This Sunday is “Transfiguration Sunday,” which always means the Epiphany season is in our rearview mirror, and Lent is quickly approaching. We will read about Jesus’ transfiguration experience when he climbs the mountain, is consumed with fire and power, feels the full presence of God, and walks back down the mountain a changed person. We have no idea what actually happened, other than an intensely private moment between Jesus and God, so private that much of it happens in a cloud. There are witnesses of course, but what they see they misunderstand – and then fear.
As theologian Sam Portaro puts it, “the Transfiguration is an artistic struggle to give voice to an intangible insight.”

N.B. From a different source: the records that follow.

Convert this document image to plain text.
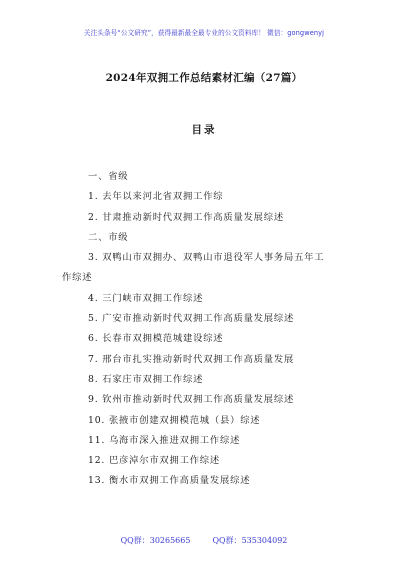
关注头条号“公文研究”，获得最新最全最专业的公文资料库！ 微信：gongwenyj
2024年双拥工作总结素材汇编（27篇）
目录
一、省级
1. 去年以来河北省双拥工作综
2. 甘肃推动新时代双拥工作高质量发展综述
二、市级
3. 双鸭山市双拥办、双鸭山市退役军人事务局五年工
作综述
4. 三门峡市双拥工作综述
5. 广安市推动新时代双拥工作高质量发展综述
6. 长春市双拥模范城建设综述
7. 邢台市扎实推动新时代双拥工作高质量发展
8. 石家庄市双拥工作综述
9. 钦州市推动新时代双拥工作高质量发展综述
10. 张掖市创建双拥模范城（县）综述
11. 乌海市深入推进双拥工作综述
12. 巴彦淖尔市双拥工作综述
13. 衡水市双拥工作高质量发展综述
QQ群：30265665	QQ群：535304092
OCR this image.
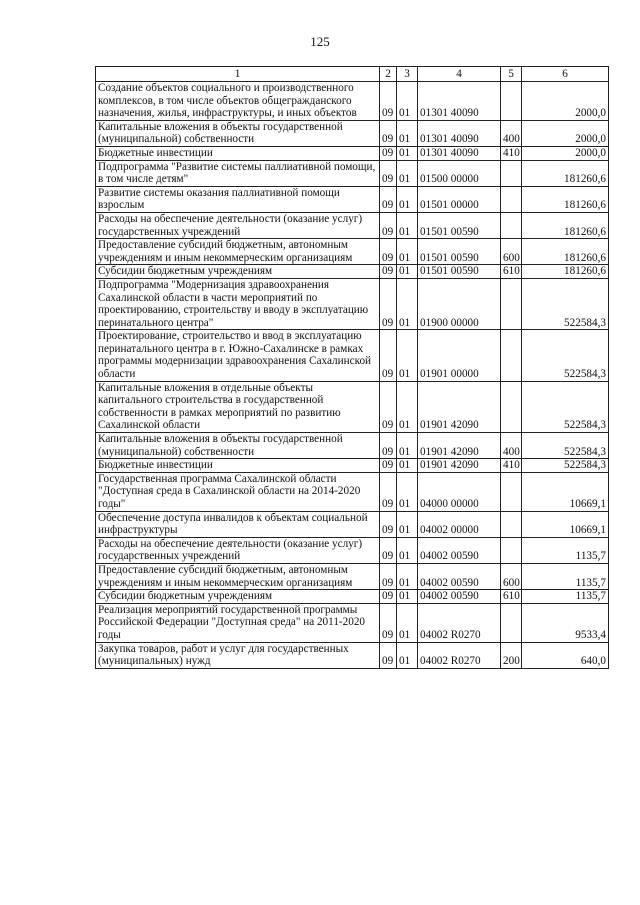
125
1	2	3	4	5	6
Создание объектов социального и производственного комплексов, в том числе объектов общегражданского назначения, жилья, инфраструктуры, и иных объектов	09	01	01301 40090		2000,0
Капитальные вложения в объекты государственной (муниципальной) собственности	09	01	01301 40090	400	2000,0
Бюджетные инвестиции	09	01	01301 40090	410	2000,0
Подпрограмма "Развитие системы паллиативной помощи, в том числе детям"	09	01	01500 00000		181260,6
Развитие системы оказания паллиативной помощи взрослым	09	01	01501 00000		181260,6
Расходы на обеспечение деятельности (оказание услуг) государственных учреждений	09	01	01501 00590		181260,6
Предоставление субсидий бюджетным, автономным учреждениям и иным некоммерческим организациям	09	01	01501 00590	600	181260,6
Субсидии бюджетным учреждениям	09	01	01501 00590	610	181260,6
Подпрограмма "Модернизация здравоохранения Сахалинской области в части мероприятий по проектированию, строительству и вводу в эксплуатацию перинатального центра"	09	01	01900 00000		522584,3
Проектирование, строительство и ввод в эксплуатацию перинатального центра в г. Южно-Сахалинске в рамках программы модернизации здравоохранения Сахалинской области	09	01	01901 00000		522584,3
Капитальные вложения в отдельные объекты капитального строительства в государственной собственности в рамках мероприятий по развитию Сахалинской области	09	01	01901 42090		522584,3
Капитальные вложения в объекты государственной (муниципальной) собственности	09	01	01901 42090	400	522584,3
Бюджетные инвестиции	09	01	01901 42090	410	522584,3
Государственная программа Сахалинской области "Доступная среда в Сахалинской области на 2014-2020 годы"	09	01	04000 00000		10669,1
Обеспечение доступа инвалидов к объектам социальной инфраструктуры	09	01	04002 00000		10669,1
Расходы на обеспечение деятельности (оказание услуг) государственных учреждений	09	01	04002 00590		1135,7
Предоставление субсидий бюджетным, автономным учреждениям и иным некоммерческим организациям	09	01	04002 00590	600	1135,7
Субсидии бюджетным учреждениям	09	01	04002 00590	610	1135,7
Реализация мероприятий государственной программы Российской Федерации "Доступная среда" на 2011-2020 годы	09	01	04002 R0270		9533,4
Закупка товаров, работ и услуг для государственных (муниципальных) нужд	09	01	04002 R0270	200	640,0
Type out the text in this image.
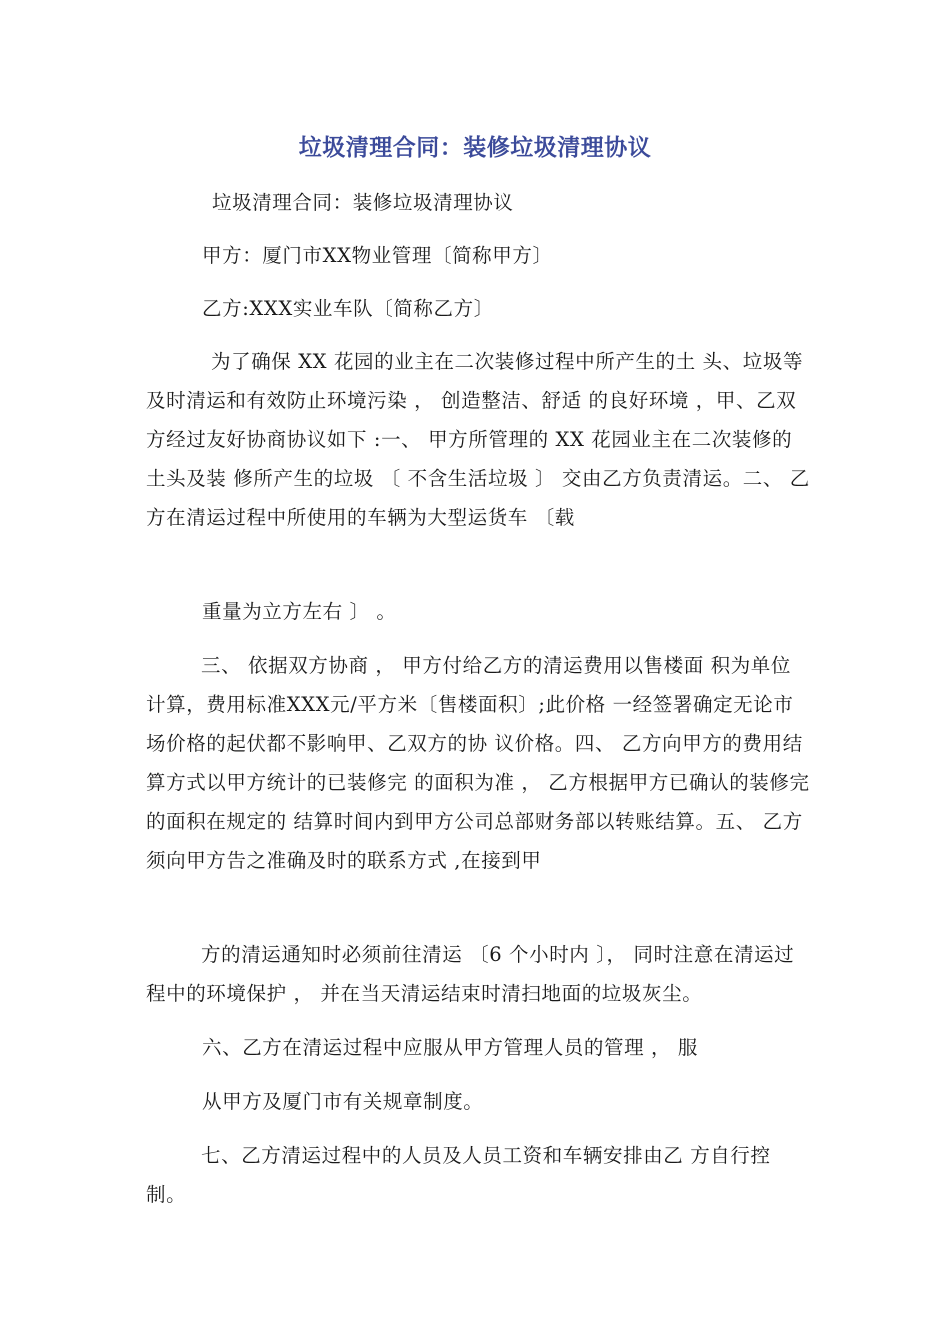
垃圾清理合同：装修垃圾清理协议

垃圾清理合同：装修垃圾清理协议

甲方：厦门市XX物业管理〔简称甲方〕

乙方:XXX实业车队〔简称乙方〕

为了确保 XX 花园的业主在二次装修过程中所产生的土 头、垃圾等及时清运和有效防止环境污染 ， 创造整洁、舒适 的良好环境 ，甲、乙双方经过友好协商协议如下 :一、 甲方所管理的 XX 花园业主在二次装修的土头及装 修所产生的垃圾 〔 不含生活垃圾 〕 交由乙方负责清运。二、 乙方在清运过程中所使用的车辆为大型运货车 〔载

重量为立方左右 〕 。

三、 依据双方协商 ， 甲方付给乙方的清运费用以售楼面 积为单位计算，费用标准XXX元/平方米〔售楼面积〕;此价格 一经签署确定无论市场价格的起伏都不影响甲、乙双方的协 议价格。四、 乙方向甲方的费用结算方式以甲方统计的已装修完 的面积为准 ， 乙方根据甲方已确认的装修完的面积在规定的 结算时间内到甲方公司总部财务部以转账结算。五、 乙方须向甲方告之准确及时的联系方式 ,在接到甲

方的清运通知时必须前往清运 〔6 个小时内 〕， 同时注意在清运过程中的环境保护 ， 并在当天清运结束时清扫地面的垃圾灰尘。

六、乙方在清运过程中应服从甲方管理人员的管理 ， 服

从甲方及厦门市有关规章制度。

七、乙方清运过程中的人员及人员工资和车辆安排由乙 方自行控制。
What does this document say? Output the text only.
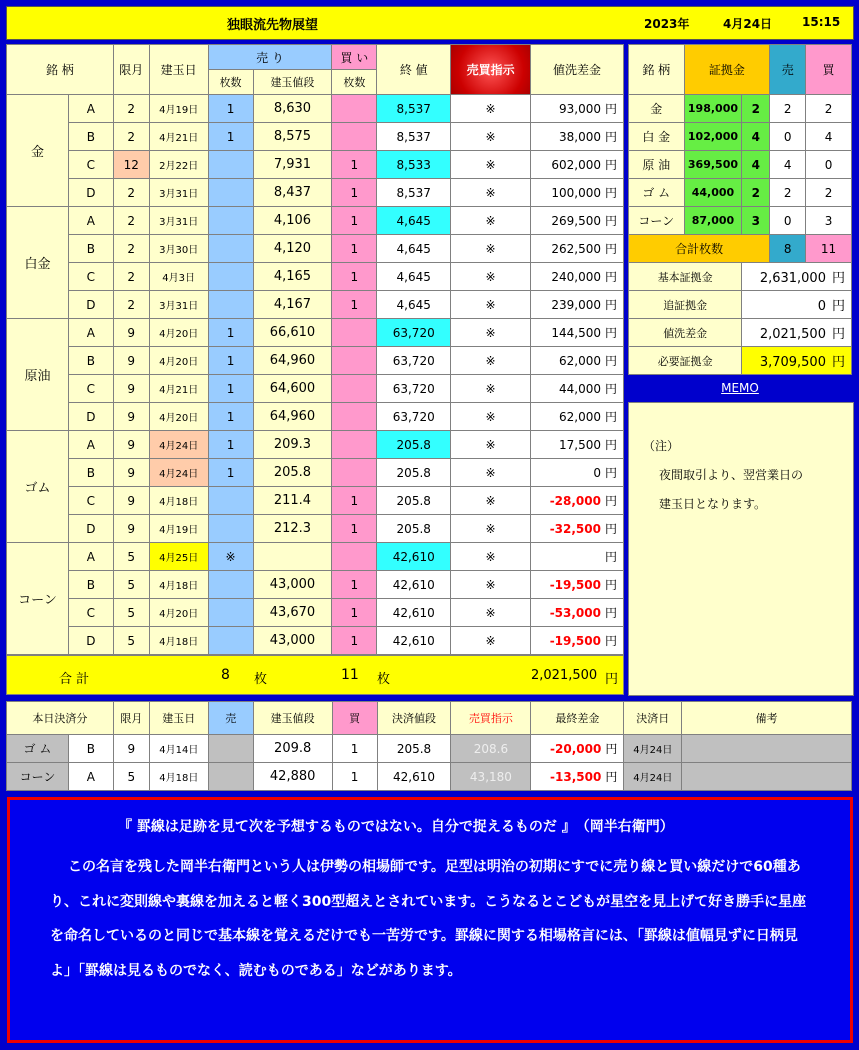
独眼流先物展望	2023年	4月24日 15:15
銘 柄		限月	建玉日	売 り		買 い	終 値	売買指示	値洗差金
				枚数	建玉値段	枚数			
金	A	2	4月19日	1	8,630		8,537	※	93,000 円
	B	2	4月21日	1	8,575		8,537	※	38,000 円
	C	12	2月22日		7,931	1	8,533	※	602,000 円
	D	2	3月31日		8,437	1	8,537	※	100,000 円
白金	A	2	3月31日		4,106	1	4,645	※	269,500 円
	B	2	3月30日		4,120	1	4,645	※	262,500 円
	C	2	4月3日		4,165	1	4,645	※	240,000 円
	D	2	3月31日		4,167	1	4,645	※	239,000 円
原油	A	9	4月20日	1	66,610		63,720	※	144,500 円
	B	9	4月20日	1	64,960		63,720	※	62,000 円
	C	9	4月21日	1	64,600		63,720	※	44,000 円
	D	9	4月20日	1	64,960		63,720	※	62,000 円
ゴム	A	9	4月24日	1	209.3		205.8	※	17,500 円
	B	9	4月24日	1	205.8		205.8	※	0 円
	C	9	4月18日		211.4	1	205.8	※	-28,000 円
	D	9	4月19日		212.3	1	205.8	※	-32,500 円
コーン	A	5	4月25日	※			42,610	※	円
	B	5	4月18日		43,000	1	42,610	※	-19,500 円
	C	5	4月20日		43,670	1	42,610	※	-53,000 円
	D	5	4月18日		43,000	1	42,610	※	-19,500 円
合 計	8 枚	11 枚	2,021,500 円
銘 柄	証拠金		売	買
金	198,000	2	2	2
白 金	102,000	4	0	4
原 油	369,500	4	4	0
ゴ ム	44,000	2	2	2
コーン	87,000	3	0	3
合計枚数			8	11
基本証拠金		2,631,000 円		
追証拠金		0 円		
値洗差金		2,021,500 円		
必要証拠金		3,709,500 円		
MEMO
（注）
夜間取引より、翌営業日の
建玉日となります。
本日決済分		限月	建玉日	売	建玉値段	買	決済値段	売買指示	最終差金	決済日	備考
ゴ ム	B	9	4月14日		209.8	1	205.8	208.6	-20,000 円	4月24日	
コーン	A	5	4月18日		42,880	1	42,610	43,180	-13,500 円	4月24日	
『 罫線は足跡を見て次を予想するものではない。自分で捉えるものだ 』　（岡半右衛門）
この名言を残した岡半右衛門という人は伊勢の相場師です。足型は明治の初期にすでに売り線と買い線だけで60種あり、これに変則線や裏線を加えると軽く300型超えとされています。こうなるとこどもが星空を見上げて好き勝手に星座を命名しているのと同じで基本線を覚えるだけでも一苦労です。罫線に関する相場格言には、「罫線は値幅見ずに日柄見よ」「罫線は見るものでなく、読むものである」などがあります。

All we know is that God surrounds Jesus, overcomes him, takes his breath away, and sets his heart on fire. We know that encounter with God changed Jesus profoundly. “After that strange experience on the hill,” Portaro writes, “Jesus possessed something he had not known or evidenced before. He bore within, and expressed without, the unmistakable assurance of one who knew his place; he knew he was loved…by God. That knowledge was his authority and the core of his integrity; he knew it so surely, he could never relinquish it, even to the power of death. He was changed, and everyone who saw him saw that change. He was transfigured. The brooding shadow of doubt – doubt over his own place in God’s order and affections – was replaced (forever) by the clear light of assurance.”
I like to think that what Jesus experiences in that cloud is an encounter with the living God, an encounter that changes him completely. What if it’s not really our job to try to decode exactly what happened in the cloud that descended around Jesus, but to enter into that cloud ourselves, if we’re not there already? What if we approached the Bible as less a book of certainties than a book of encounters? A book in which a staggeringly long parade of people run into God, into each other, into life – and are never the same again?
Whether these encounters register in human consciousness as “good” or “bad,” they have a way of breaking biblical people open, of rearranging what they’re convinced they know for sure so that there is room for more divine movement in their lives. Sometimes the movement involves traveling from one place to another. Sometimes it means changing their angle on what is true and why. Sometimes it involves the almost invisible movement of one heart toward another. In this re-arranging and in these encounters, certainties become casualties. At least those certainties that involve clinging to static notions of who’s who, what’s what, where we are going in our lives, and why. Things can shift pretty dramatically inside the cloud of unknowing, where faith has more to do with staying fully present to what is happening right in front of us than in being certain of what it all means.